DRAM Contract Price Grew 11% Sequentially in February

by Anton Shilov
03/01/2013 | 11:01 AM

The growth of DRAM [dynamic random access memory] contract price in February was as strong as it was in January, according to DRAMeXchange, a research division of TrendForce. The reason for the increase of the price was not due to rise of demand, but due to reduction of memory manufacturing by leading producers.

 

The contract price of DDR3 1600MHz 4GB module grew by approximately 11%, approaching $19.75 on average and reaching up to as high as $20. Prices for DDR3 2GB modules, similarly, rose by nearly 13% month-on-month and surpassed the $11 threshold. On the spot market, prices showed similar trends as the contract prices: 2Gb DDR3 1600MHz chip got 8% more expensive in February.

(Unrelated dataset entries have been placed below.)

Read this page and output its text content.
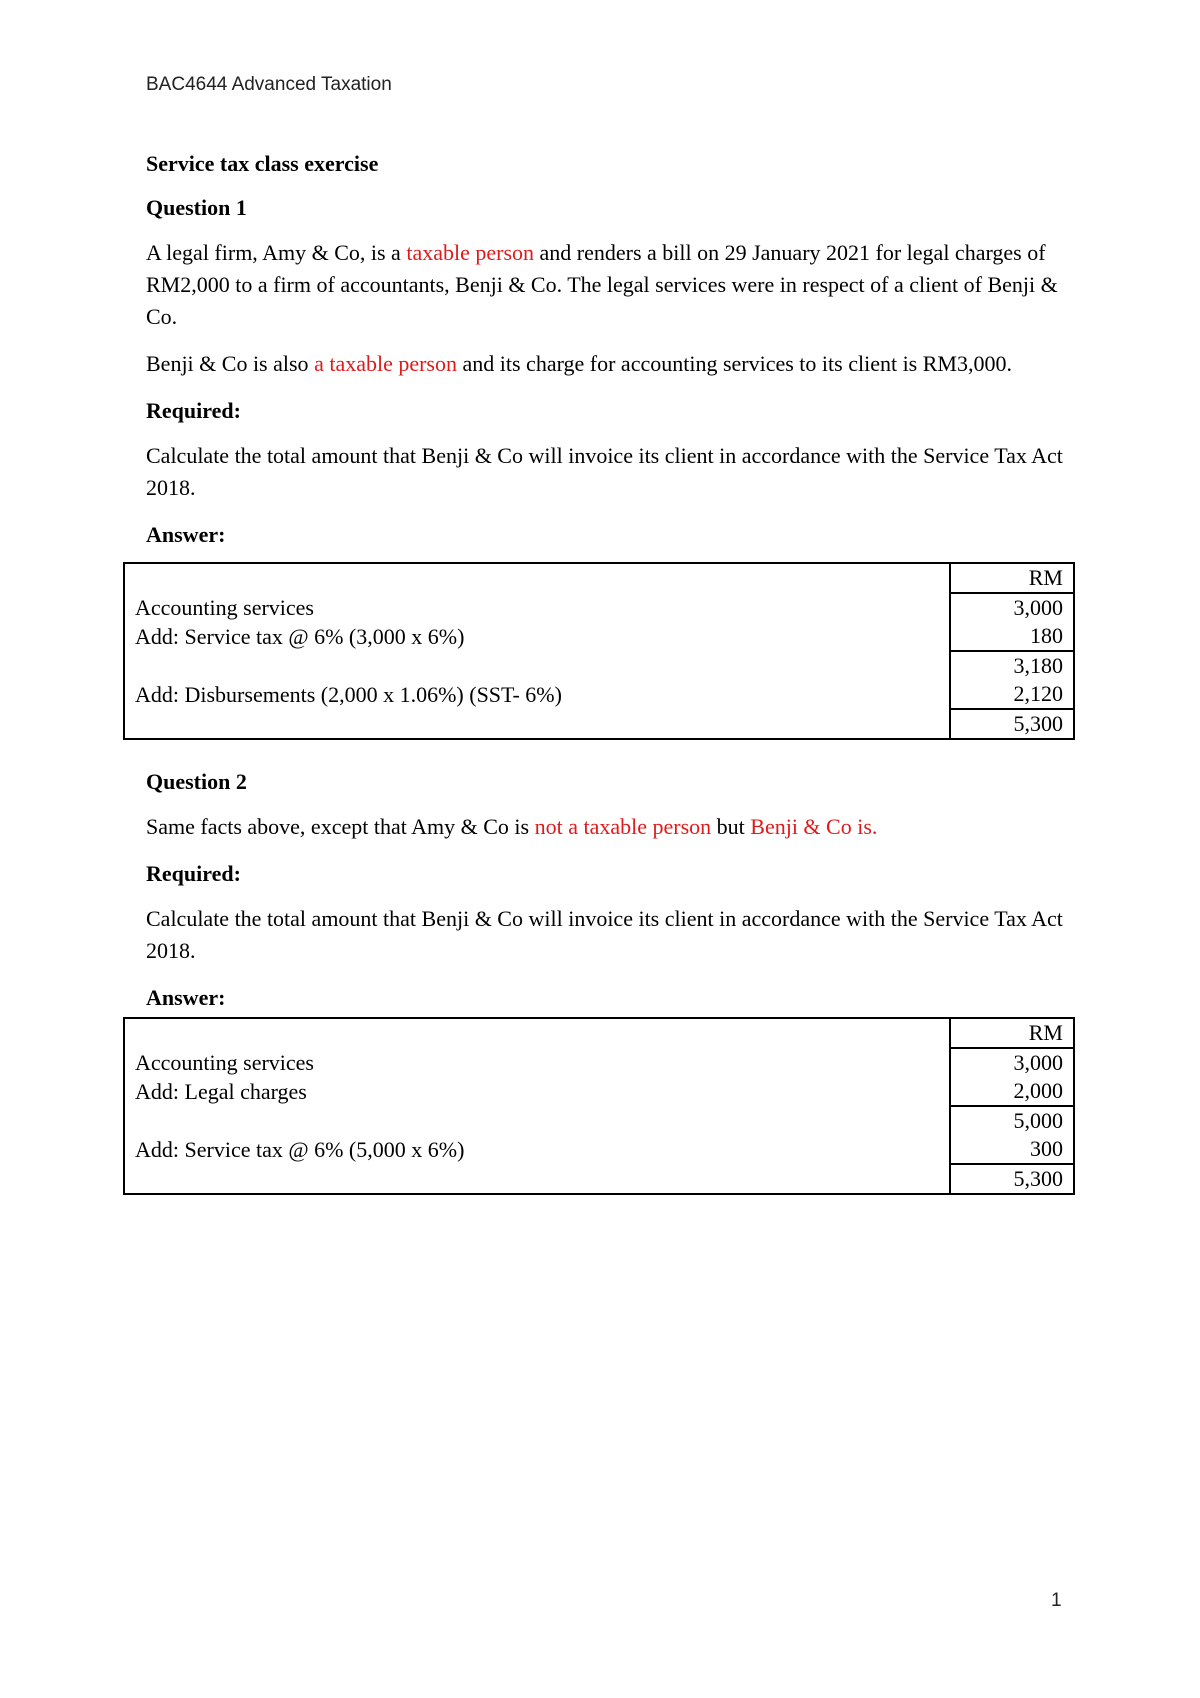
BAC4644 Advanced Taxation

Service tax class exercise

Question 1

A legal firm, Amy & Co, is a taxable person and renders a bill on 29 January 2021 for legal charges of RM2,000 to a firm of accountants, Benji & Co. The legal services were in respect of a client of Benji & Co.

Benji & Co is also a taxable person and its charge for accounting services to its client is RM3,000.

Required:

Calculate the total amount that Benji & Co will invoice its client in accordance with the Service Tax Act 2018.

Answer:

	RM
Accounting services	3,000
Add: Service tax @ 6% (3,000 x 6%)	180
	3,180
Add: Disbursements (2,000 x 1.06%) (SST- 6%)	2,120
	5,300

Question 2

Same facts above, except that Amy & Co is not a taxable person but Benji & Co is.

Required:

Calculate the total amount that Benji & Co will invoice its client in accordance with the Service Tax Act 2018.

Answer:

	RM
Accounting services	3,000
Add: Legal charges	2,000
	5,000
Add: Service tax @ 6% (5,000 x 6%)	300
	5,300
1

At press time, one untested [eTT] 2Gb DDR3 chip cost $1.26 on average at Taiwan's spot market, 2Gb DDR3 1333MHz/1600MHz chip's price was approximately $1.49/$1.41, whereas 4Gb DDR3 1600MHz memory IC was priced at $2.54 on average on the spot market, a considerable increase compared to early February.

DRAM manufacturers are sticking to the original plan of gradually reducing PC DRAM and allocating capacity towards the more profitable mobile and server memory types, according to the market tracking firm.

Even if PC shipments end up being weaker than they were last year and average content per unit (from 4.1GB per PC to 4.7GB per PC) shows very little growth, PC OEMs are still concerned over a potential PC DRAM shortage, and have taken the rare effort to increase inventory during the off-peak season. These manufacturers are currently more tolerant towards the contract prices in a bid to ensure a stable supply for the peak quarters.

In case the current pricing trends for DRAM continue, DDR3 4GB prices will reach $25 during the second half of 2013.